What is the training set of the pre-trained model?

(jackhuang) #1

I used the TIMIT dataset to test the pre-trained model, and the wer is about 27%. I want to know the training set of the pre-trained model, so I can try to improve the selection strategy of choosing training set. Can anyone help me?

(kdavis) #2

The pre-trained model was trained on Fisher, Switchboard, and Librivox training data sets.

(jackhuang) #3

Combining these three sets to be the training set and validation set?

(kdavis) #4


The training set was the Fisher, Switchboard, and Librivox training data sets.
The validation set was the clean Librivox validation data set.
The test set was the clean Librivox test data set.

(jackhuang) #5

Thank you, and is the language model the 4-gram language model with a 30,000 word vocabulary trained on the Fisher and Switchboard transcriptions as the paper says?

(kdavis) #6

No. We didn’t try to exactly reproduce the paper’s results.
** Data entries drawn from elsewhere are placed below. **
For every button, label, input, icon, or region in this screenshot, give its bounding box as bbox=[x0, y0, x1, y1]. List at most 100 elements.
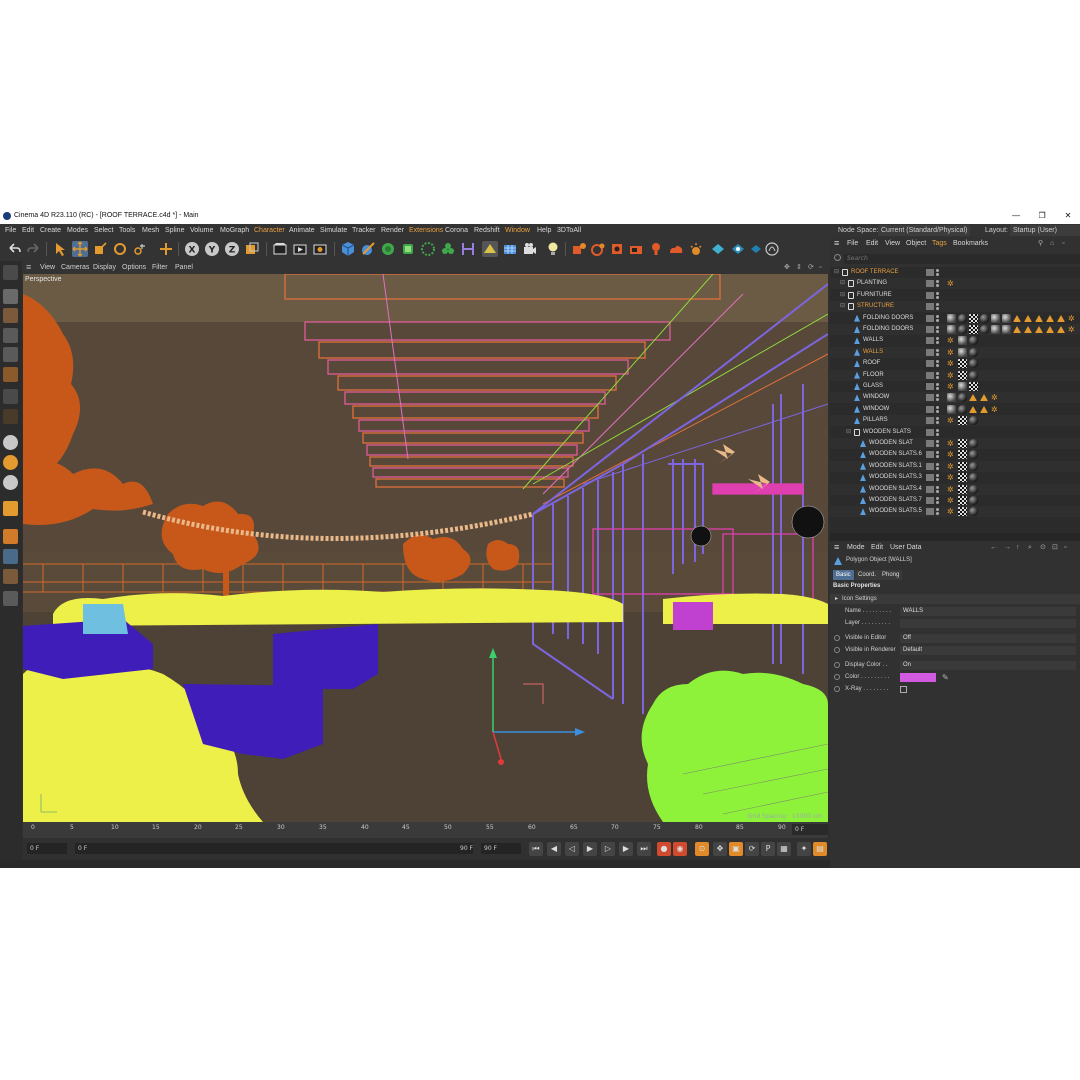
object-name[interactable]: WOODEN SLATS.4 bbox=[869, 484, 922, 495]
3dtoall-export-icon[interactable] bbox=[730, 241, 746, 257]
corona-tag-icon[interactable] bbox=[980, 394, 988, 402]
om-menu-edit[interactable]: Edit bbox=[866, 237, 878, 250]
redo-icon[interactable] bbox=[26, 241, 42, 257]
snap-settings-icon[interactable] bbox=[3, 455, 18, 470]
go-to-start-icon[interactable]: ⏮ bbox=[529, 842, 543, 856]
material-tag-icon[interactable] bbox=[969, 507, 978, 517]
start-frame-field[interactable]: 0 F bbox=[27, 843, 67, 854]
subdivision-surface-icon[interactable] bbox=[380, 241, 396, 257]
editor-visibility-icon[interactable] bbox=[936, 269, 939, 272]
material-tag-icon[interactable] bbox=[958, 313, 967, 323]
menu-mesh[interactable]: Mesh bbox=[142, 224, 159, 237]
corona-tag-icon[interactable] bbox=[1013, 326, 1021, 333]
corona-interactive-icon[interactable] bbox=[590, 241, 606, 257]
z-axis-lock-icon[interactable]: Z bbox=[224, 241, 240, 257]
render-visibility-icon[interactable] bbox=[936, 432, 939, 436]
render-visibility-icon[interactable] bbox=[936, 489, 939, 493]
model-mode-icon[interactable] bbox=[3, 289, 18, 304]
scale-tool-icon[interactable] bbox=[92, 241, 108, 257]
layer-color-icon[interactable] bbox=[926, 394, 934, 402]
material-tag-icon[interactable] bbox=[969, 359, 978, 369]
object-name[interactable]: WALLS bbox=[863, 347, 883, 358]
render-view-icon[interactable] bbox=[272, 241, 288, 257]
object-name[interactable]: WINDOW bbox=[863, 404, 889, 415]
layer-color-icon[interactable] bbox=[926, 360, 934, 368]
object-name[interactable]: WOODEN SLAT bbox=[869, 438, 913, 449]
perspective-viewport[interactable]: Perspective Grid Spacing : 10000 cm bbox=[23, 274, 828, 822]
points-mode-icon[interactable] bbox=[3, 328, 18, 343]
object-row[interactable]: WALLS ✲ bbox=[830, 346, 1080, 358]
display-tag-icon[interactable]: ✲ bbox=[947, 507, 956, 516]
menu-file[interactable]: File bbox=[5, 224, 16, 237]
record-keys-icon[interactable]: ● bbox=[657, 842, 671, 856]
rotate-tool-icon[interactable] bbox=[112, 241, 128, 257]
corona-tag-icon[interactable] bbox=[1013, 314, 1021, 322]
display-tag-icon[interactable]: ✲ bbox=[947, 359, 956, 368]
texture-tag-icon[interactable] bbox=[958, 461, 967, 471]
fracture-icon[interactable] bbox=[440, 241, 456, 257]
display-tag-icon[interactable]: ✲ bbox=[947, 371, 956, 380]
pla-key-icon[interactable]: ▦ bbox=[777, 842, 791, 856]
render-visibility-icon[interactable] bbox=[936, 284, 939, 288]
current-frame-field[interactable]: 0 F bbox=[792, 824, 828, 835]
menu-select[interactable]: Select bbox=[94, 224, 113, 237]
render-visibility-icon[interactable] bbox=[936, 341, 939, 345]
search-toggle-icon[interactable] bbox=[834, 254, 841, 261]
material-tag-icon[interactable] bbox=[969, 473, 978, 483]
object-row[interactable]: WINDOW ✲ bbox=[830, 404, 1080, 415]
render-visibility-icon[interactable] bbox=[936, 455, 939, 459]
corona-tag-icon[interactable] bbox=[969, 405, 977, 413]
am-new-panel-icon[interactable]: ▫ bbox=[1064, 541, 1066, 554]
object-name[interactable]: ROOF TERRACE bbox=[851, 267, 899, 278]
texture-tag-icon[interactable] bbox=[958, 359, 967, 369]
name-field[interactable]: WALLS bbox=[900, 607, 1076, 616]
menu-extensions[interactable]: Extensions bbox=[409, 224, 443, 237]
object-name[interactable]: WOODEN SLATS.6 bbox=[869, 449, 922, 460]
render-visibility-icon[interactable] bbox=[936, 478, 939, 482]
menu-tracker[interactable]: Tracker bbox=[352, 224, 375, 237]
make-editable-icon[interactable] bbox=[3, 265, 18, 280]
material-tag-icon[interactable] bbox=[958, 325, 967, 334]
am-lock-icon[interactable]: ⌕ bbox=[1028, 541, 1032, 554]
corona-tag-icon[interactable] bbox=[1057, 314, 1065, 322]
cube-primitive-icon[interactable] bbox=[340, 241, 356, 257]
layer-color-icon[interactable] bbox=[926, 405, 934, 413]
phong-tag-icon[interactable] bbox=[947, 393, 956, 403]
render-visibility-icon[interactable] bbox=[936, 444, 939, 447]
render-visibility-icon[interactable] bbox=[936, 295, 939, 299]
phong-tag-icon[interactable] bbox=[991, 325, 1000, 334]
editor-visibility-icon[interactable] bbox=[936, 508, 939, 512]
editor-visibility-icon[interactable] bbox=[936, 440, 939, 443]
lock-workplane-icon[interactable] bbox=[3, 501, 18, 516]
cloner-icon[interactable] bbox=[420, 241, 436, 257]
editor-visibility-icon[interactable] bbox=[936, 485, 939, 489]
texture-tag-icon[interactable] bbox=[969, 325, 978, 334]
display-tag-icon[interactable]: ✲ bbox=[991, 405, 1000, 414]
display-tag-icon[interactable]: ✲ bbox=[947, 416, 956, 425]
animate-property-icon[interactable] bbox=[834, 662, 840, 668]
camera-icon[interactable] bbox=[522, 241, 538, 257]
object-row[interactable]: WOODEN SLATS.4 ✲ bbox=[830, 483, 1080, 495]
om-new-panel-icon[interactable]: ▫ bbox=[1062, 237, 1064, 250]
render-visibility-icon[interactable] bbox=[936, 409, 939, 413]
corona-tag-icon[interactable] bbox=[980, 405, 988, 413]
texture-tag-icon[interactable] bbox=[958, 370, 967, 380]
autokey-icon[interactable]: ◉ bbox=[673, 842, 687, 856]
layer-color-icon[interactable] bbox=[926, 303, 934, 311]
display-tag-icon[interactable]: ✲ bbox=[1068, 314, 1077, 323]
panel-divider[interactable] bbox=[830, 533, 1080, 541]
object-manager-panel-icon[interactable]: ≡ bbox=[834, 237, 839, 249]
display-tag-icon[interactable]: ✲ bbox=[947, 336, 956, 345]
menu-tools[interactable]: Tools bbox=[119, 224, 135, 237]
render-visibility-icon[interactable] bbox=[936, 364, 939, 368]
animate-property-icon[interactable] bbox=[834, 647, 840, 653]
object-name[interactable]: WOODEN SLATS.3 bbox=[869, 472, 922, 483]
editor-visibility-icon[interactable] bbox=[936, 291, 939, 295]
solo-icon[interactable] bbox=[3, 591, 18, 606]
select-tool-icon[interactable] bbox=[52, 241, 68, 257]
menu-corona[interactable]: Corona bbox=[445, 224, 468, 237]
object-row[interactable]: WOODEN SLATS.1 ✲ bbox=[830, 460, 1080, 472]
tab-phong[interactable]: Phong bbox=[879, 570, 903, 580]
object-name[interactable]: GLASS bbox=[863, 381, 883, 392]
object-name[interactable]: FOLDING DOORS bbox=[863, 324, 913, 335]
We created a KenLM language model based off of Fisher, Switchboard, andLibrivox training data sets as well as part of Wikipedia.

(Sanjay Rao) #7

Is it possible to train this model further using other voice datasets ?

(Yv) #8

I don’t think that’s possible until tensorflow checkpoints are also published - frozen out_graph.pb cannot be used for further training AFAIK

(jackhuang) #9

Does the common Voice data set include other data sets like Librivox, Switchboard, Fisher?

(kdavis) #10

No. Common Voice, Librivox, Switchboard, and Fisher are separate, distinct data sets.

(jackhuang) #11

Thank you, and may I ask the WER value of the clean Librivox test data set?

(jackhuang) #12

And did you use the 4-gram model to train the language model?

(kdavis) #13

The WER is 6.0 percent for the Librivox clean, test data set

(kdavis) #14

Not sure what you’re asking here.

Do you mean “Is the language model a 4-gram language model?”

(jackhuang) #15

Yes, that’t what I want to express.

(Panybj) #16

Where can I download Fisher and Switchboard datasets?

(kdavis) #17

You have to purchase Fisher and Switchboad from LDC.

(Srikar) #18

So, the Common Voice data is not factored into the pre-trained model?